Junior Faculty Distinguished Lecture
“Unstructural” biology to understand protein regulation & Molecular modelling of complex and crowded biomembranes
Info about event
Time
Location
iNANO Auditorium (1593-012)
Organizer
Tenure Track Assistant Professor Thibault Viennet, iNANO/Dept. of Chemistry, Aarhus University
“Unstructural” biology to understand protein regulation
It is well established that about 40% of all protein regions do not adopt stable 3D structures: they are disordered. The most striking feature of these disordered domains is that they are targets of post-translational modifications much more than structured domains. These modifications are critical regulatory processes and imbalances often lead to disease. However, the mechanisms by which these modifications affects protein disordered regions to change their function are largely elusive.
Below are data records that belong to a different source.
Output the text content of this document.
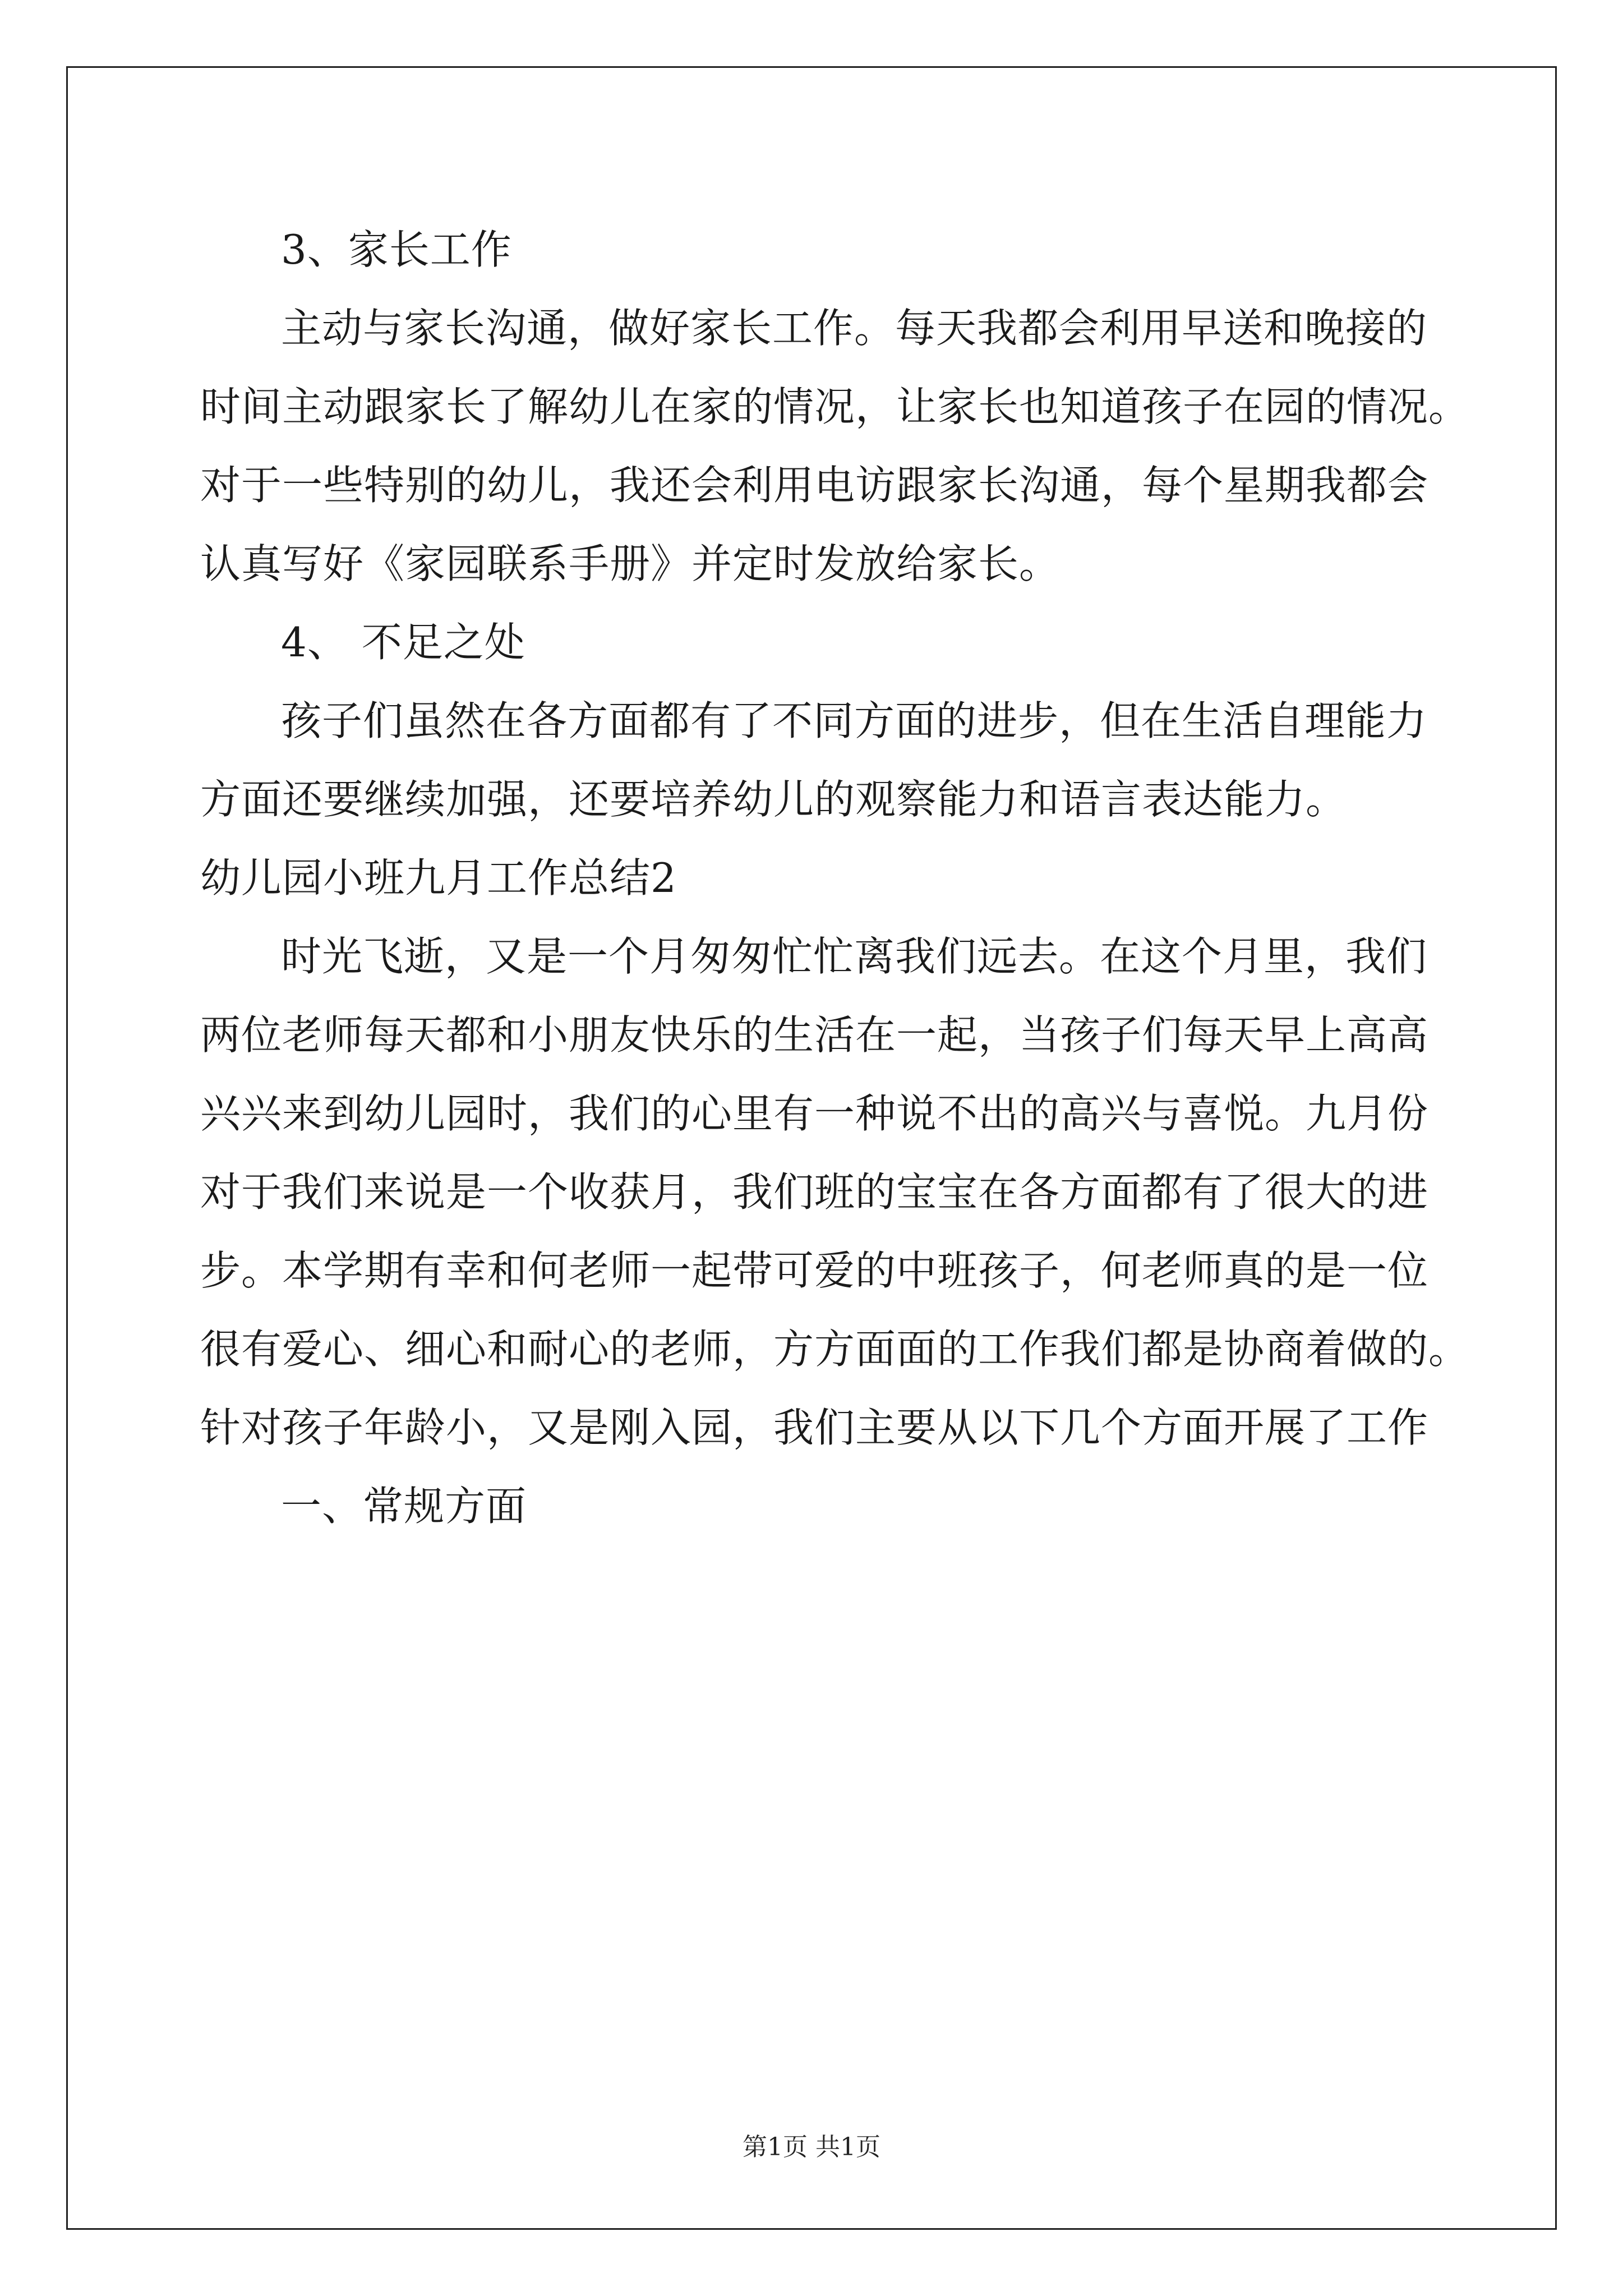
3、家长工作
主动与家长沟通，做好家长工作。每天我都会利用早送和晚接的
时间主动跟家长了解幼儿在家的情况，让家长也知道孩子在园的情况。
对于一些特别的幼儿，我还会利用电访跟家长沟通，每个星期我都会
认真写好《家园联系手册》并定时发放给家长。
4、 不足之处
孩子们虽然在各方面都有了不同方面的进步，但在生活自理能力
方面还要继续加强，还要培养幼儿的观察能力和语言表达能力。
幼儿园小班九月工作总结2
时光飞逝，又是一个月匆匆忙忙离我们远去。在这个月里，我们
两位老师每天都和小朋友快乐的生活在一起，当孩子们每天早上高高
兴兴来到幼儿园时，我们的心里有一种说不出的高兴与喜悦。九月份
对于我们来说是一个收获月，我们班的宝宝在各方面都有了很大的进
步。本学期有幸和何老师一起带可爱的中班孩子，何老师真的是一位
很有爱心、细心和耐心的老师，方方面面的工作我们都是协商着做的。
针对孩子年龄小，又是刚入园，我们主要从以下几个方面开展了工作
一、常规方面
第1页 共1页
Studying the conformation of disordered regions and their dynamics presents a challenge that is intractable by many structural biology techniques but can be tackled by Nuclear Magnetic Resonance (NMR). In my lab, we use NMR to explore the molecular determinants of protein regulation by phosphorylation, especially in transcription factors, a class of proteins with particularly high amount of disorder and elusive regulatory motifs.
Tenure Track Assitant Professor Anna Louise Duncan, iNANO/Dept. of Chemistry, Aarhus University
Molecular modelling of complex and crowded biomembranes
Biological membranes are composed of myriad types of lipids and crowded with many and diverse membrane proteins. It is not clear why our cellular membranes are so complex, nor is the impact of this complexity fully understood. In this talk, I will show how we can use molecular simulations to untangle molecular interactions within biomembranes and relate these to larger-scale membrane behaviour and function.